Earlier this year on his radio show Dave Ramsey asked something like – Why are we so preoccupied with making judgments about other peoples’ money?  Why do we feel like we have a God given standard by which we have the right to judge how much is enough and how much is too much?

How very true.  So for those of you who want to build wealth like crazy, I ask:

What Does it Take to Be a Millionaire?

In a recent email Dave Ramsey wrote (no, it was not a personal email.  It was a mass mailing):

To be a millionaire, you need to change your lifestyle to mimic most millionaires. Live below your means and invest 15 percent of your income.

If that is true – then you don’t need to be greedy, luxurious, or even extravagant to be a millionaire. Just simple, frugal, and disciplined. 

How much do you need to save to have a million dollars at age 65?

The following chart assumes that you will get a 9% rate of return each year and that you will start investing at age 25.  The chart shows how much you would need to invest monthly to save one million dollars.

Million Dollars

* Of course the issue is much more complex.  Your rate of return is unknown, taxes unknown, and the value of that million dollars is unknown.  Thus, this chart is for illustrative purposes only.

Therefore, starting at the following ages you would need to save:

Age 20 – $140 per month

Age 25 – $215 per month

Age 30 – $350 per month

Age 35 – $550 per month

Age 40 – $950 per month

Age 45 – $1500 per month

Age 50 – $2750 per month

What percent of your income does this represent if you earn $45,000 (take home) per year?

Million dollars precent

Making $45,000 take home you would need to save the following percent of your income to have a million dollars at age 65.

  Percentage of Income
Age 20 3.73%
Age 25 5.73%
Age 30 9.33%
Age 35 14.67%
Age 40 25.33%
Age 45 40.00%
Age 50 73.33%

The Simple Steps To Become A Millionaire

Start contributing a reasonable percentage of your income as early as you can.

If you start at age 20, you could save just 4% of your income and retire with a million dollars. 

Interestingly, you could be an extremely generous giver along the way and still save a million dollars.

Besides, in just a few years a million bucks is what it will cost to buy a coke.

Photo by borman818.

Comments

  1. says

    Craig,

    You make a good point, but there are two flaws here.

    First, in 40-45 years, your money is only going to be worth about one-fourth of what it is today if inflation continues as it has in the past. That means your $1,000,000 in 40 years is only going to be able to buy what $250,000 can today. Most people can’t retire on $250,000 today unless they live very frugally and can count on a decent pension or Social Security check.

    Second, stock market returns aren’t the same every year – there’s volatility.

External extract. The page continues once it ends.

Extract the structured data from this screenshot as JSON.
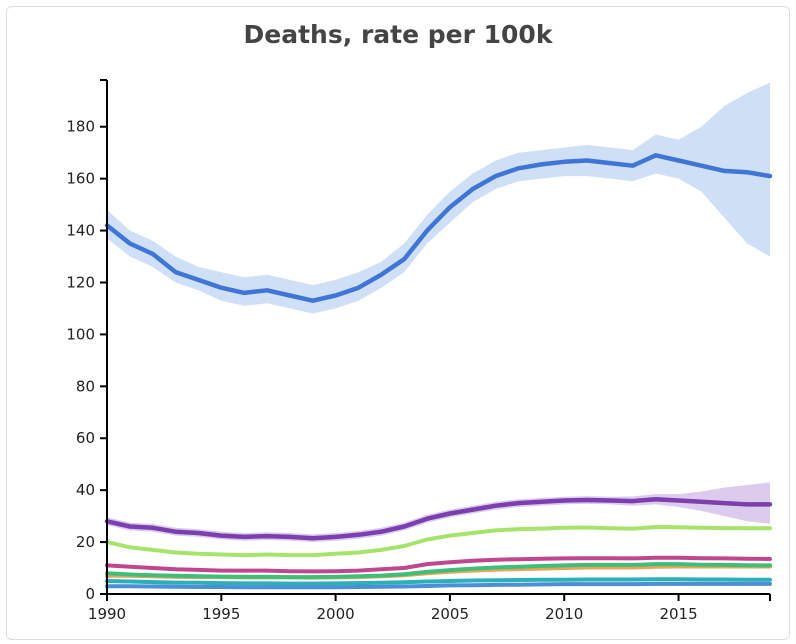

When you factor that in, you can’t plan on just saving what your formula says – you have to save more.

    Combine those facts together, and most young people (under 30) should be saving at least 10-15% of the income amount they’ll need in retirement. That percentage is much higher for older people who are just starting to save. Dave’s advice of saving 15% only works for 30 year olds or younger – or people who were already saving 15% when they were 30 or under.
    .-= Paul Williams @ Provident Planning´s last blog ..Advent Conspiracy: Love All =-.

    • Craig says

      Paul,
      Thanks for you comment and I compleletly agree with both points.
      For the inflcation that is why I said that a million dollars will only buy you a coke anyways. That’s my subtle way to say that your million tomorrow won’t be worth nearly as much as your million today.
      Regarding stock market volitility that is why I said that these numbers are for illustrative purposes only and that the issue is much more complex.
      The basic point is simply a good disciplined early investing plan implemented early in life will offer good returns later in life.

  2. says

    Craig,

    Your basic point was spot on. I just worry that posts like these (or Dave Ramsey’s advice) can lead people to think they shouldn’t be saving very much at all. But the gist is great – starting early makes saving a lot easier.

    I didn’t notice the changes until I saw Jason’s comment, but the site looks great! Did you create your logo, or is that from Pete? :) Looks like his work.